The company has a group of cooperation teams engaged in the oil well pipe for sale industry for many years, with dedication, innovation spirit and service awareness, and has established a sound quality control and management system to ensure product quality.
SVMs are supervised learning algorithms that can be used for both classification and regression applications (Elmousalami 2019a, 2020). SVM optimizes hyperplanes distance and the margin as shown in Fig. 4. Hyperplane distance can be maximized based on two classes of boundaries using the following equation (Vapnik 1979):
$$ {\text{Linear}}\,{\text{SVM}} = \left\{ {\begin{array}{*{20}l} {W \cdot X_{i} + b \ge 1 ,} \hfill & {{\text{if}}\;y_{i} \ge 0} \hfill \\ {W \cdot X_{i} + b < - 1 ,} \hfill & {{\text{if}}\;y_{i} < 0 } \hfill \\ \end{array} } \right. $$
(1)
For i = 1,2,3,…, m, a positive slack variable (\( \xi \)) is added for handling the nonlinearity as displayed in Eq. (2):
$$ y_{i} \left( {W.X_{i} + b} \right) \ge 0 - \xi ,\quad i = 1,2,3, \ldots \ldots m $$
(2)
Fig. 4Linear support vector machine
Full size image
Accordingly, the objective function will be as shown in Eq. (3):
$$ {\text{Min}} \mathop \sum \limits_{i = 0}^{i = m} \frac{1}{2} w \cdot w^{T} + C \mathop \sum \limits_{i = 0}^{i = m} \xi_{i} $$
(3)
Decision tree (DT) is a statistical learning algorithm that is dividing the collected data into logical rules hierarchically (Elmousalami 2019b; Breiman et al. 1984) as shown in Fig. 5. Splitting algorithm is repetitively used to formulate each node of the tree. Classification and regression trees (CART) and C4.5/C5.0 algorithms are the most common tree models used in the research and practical community. This model is applied for both classification and continues prediction applications (Curram and Mingers 1994). DT algorithm can interpret data and feature importance based on the generated logical statement for each tree node. However, DT is not a robust and stable algorithm against noisy and missing data (Perner et al. 2001).
Fig. 5Additive function concept
Full size image
Logistic regression (logit regression) is a predictive regression analysis which is appropriate for the dichotomous (binary) dependent variable (Hosmer et al. 2013). Logistic regression is used to explain data and to describe the relationship between one dependent binary variable and one or more independent variables. No outliers exist in the data, and there should be no high correlations (multicollinearity) among the predictors (Tabachnick and Fidell 2013). Mathematically, logistic regression can be defined as follows:
$$ P = \frac{1}{{1 + e^{{ - \left( {a + bX} \right)}} }} $$
(4)
where P is the classification probability, e is the base of the natural logarithm and (a) and (b) are the parameters of the model. Adding more predictors to the model can result in overfitting, which reduces the model generalizability and increases the model complexity.

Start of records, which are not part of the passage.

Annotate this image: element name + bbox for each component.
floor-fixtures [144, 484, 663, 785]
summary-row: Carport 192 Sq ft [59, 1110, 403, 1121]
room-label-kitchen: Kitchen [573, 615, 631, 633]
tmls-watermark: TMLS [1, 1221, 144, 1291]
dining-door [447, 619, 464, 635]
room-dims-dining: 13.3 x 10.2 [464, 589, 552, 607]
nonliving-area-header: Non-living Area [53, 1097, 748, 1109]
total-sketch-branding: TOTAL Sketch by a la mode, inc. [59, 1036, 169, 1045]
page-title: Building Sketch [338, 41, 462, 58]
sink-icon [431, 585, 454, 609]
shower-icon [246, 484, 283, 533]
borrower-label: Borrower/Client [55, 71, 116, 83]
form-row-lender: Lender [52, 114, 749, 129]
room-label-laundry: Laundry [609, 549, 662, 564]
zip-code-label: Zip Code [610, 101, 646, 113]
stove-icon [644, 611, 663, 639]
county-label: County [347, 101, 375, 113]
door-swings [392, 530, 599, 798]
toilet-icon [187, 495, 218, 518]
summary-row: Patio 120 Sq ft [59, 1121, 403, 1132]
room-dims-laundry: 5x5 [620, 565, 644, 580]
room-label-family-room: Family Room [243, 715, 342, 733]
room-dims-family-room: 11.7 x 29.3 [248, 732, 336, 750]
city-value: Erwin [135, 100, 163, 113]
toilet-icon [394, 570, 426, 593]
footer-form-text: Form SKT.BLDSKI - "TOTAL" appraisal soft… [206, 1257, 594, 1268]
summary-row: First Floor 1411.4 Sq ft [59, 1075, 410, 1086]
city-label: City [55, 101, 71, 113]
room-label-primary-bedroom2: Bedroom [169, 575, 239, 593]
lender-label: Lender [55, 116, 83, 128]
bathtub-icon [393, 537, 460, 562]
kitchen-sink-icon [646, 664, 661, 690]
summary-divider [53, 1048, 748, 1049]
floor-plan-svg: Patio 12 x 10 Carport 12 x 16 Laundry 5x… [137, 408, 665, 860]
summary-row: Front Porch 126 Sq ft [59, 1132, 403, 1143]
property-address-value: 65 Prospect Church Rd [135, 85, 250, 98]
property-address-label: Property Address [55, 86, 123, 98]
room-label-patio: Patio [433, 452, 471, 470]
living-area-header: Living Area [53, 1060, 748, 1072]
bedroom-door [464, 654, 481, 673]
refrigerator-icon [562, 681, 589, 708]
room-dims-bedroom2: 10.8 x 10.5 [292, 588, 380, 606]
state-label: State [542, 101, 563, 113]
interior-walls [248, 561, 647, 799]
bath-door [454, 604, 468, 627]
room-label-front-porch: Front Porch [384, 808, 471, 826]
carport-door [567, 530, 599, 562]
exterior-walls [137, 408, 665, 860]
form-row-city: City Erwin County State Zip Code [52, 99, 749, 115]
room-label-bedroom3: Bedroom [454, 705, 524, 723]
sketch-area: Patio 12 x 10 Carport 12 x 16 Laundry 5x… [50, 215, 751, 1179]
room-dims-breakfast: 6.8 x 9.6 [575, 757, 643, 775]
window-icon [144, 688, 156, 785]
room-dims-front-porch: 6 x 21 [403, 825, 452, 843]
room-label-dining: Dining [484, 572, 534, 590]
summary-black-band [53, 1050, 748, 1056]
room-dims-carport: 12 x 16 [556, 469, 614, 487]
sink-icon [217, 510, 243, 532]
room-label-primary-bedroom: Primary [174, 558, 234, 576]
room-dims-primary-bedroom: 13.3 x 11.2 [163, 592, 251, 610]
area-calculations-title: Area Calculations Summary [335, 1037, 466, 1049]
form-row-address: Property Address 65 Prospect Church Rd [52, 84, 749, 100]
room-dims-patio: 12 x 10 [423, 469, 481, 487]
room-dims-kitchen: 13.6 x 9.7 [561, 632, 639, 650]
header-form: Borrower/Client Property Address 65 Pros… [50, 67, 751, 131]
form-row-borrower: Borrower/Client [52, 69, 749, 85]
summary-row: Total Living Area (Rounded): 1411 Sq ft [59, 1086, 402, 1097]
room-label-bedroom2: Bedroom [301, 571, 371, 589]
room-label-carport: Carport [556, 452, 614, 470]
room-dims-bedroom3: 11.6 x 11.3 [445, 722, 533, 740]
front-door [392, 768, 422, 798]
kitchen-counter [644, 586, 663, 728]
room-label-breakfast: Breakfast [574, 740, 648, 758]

KNN algorithm is building a nonparametric classifier (Altman 1992, Weinberger et al. 2006). KNN is an instance-based learning used for classification or regression applications. The object is classified by a majority vote of its neighbors in the training set. If K = 1, then the case is simply assigned to the class of its nearest neighbor. Many distance functions can be applied to measure the similarity among the instances such as Euclidian, Manhattan, and Minkowski (Singh et al. 2013).
Gaussian Naive Bayes classifier is an algorithm for classification technique which assumes independency among predictors (Patil and Sherekar 2013). Naive Bayes is useful for very large datasets and known to outperform even highly sophisticated classification methods. Bayes theorem computes posterior probability P (c|x) from P(c), P(x), and P(x|c) as shown in Eq. 5:
$$ P(c|x) = \frac{{P\left( {x|c} \right)P\left( c \right)}}{P\left( x \right)} $$
(5)
where P(c|x) represents the posterior probability of the target class (c, target) given the input predictors (x, attributes); P(c) represents the prior probability of the target class; P(x|c) is the likelihood which is the probability of predictor given class; P(x) is the prior probability of predictor. Naive Bayes algorithm works by computing likelihood and probabilities for each class. Naive Bayesian formula computes the posterior probability for each class where the highest posterior probability class is the prediction outcome (Kohavi 1996).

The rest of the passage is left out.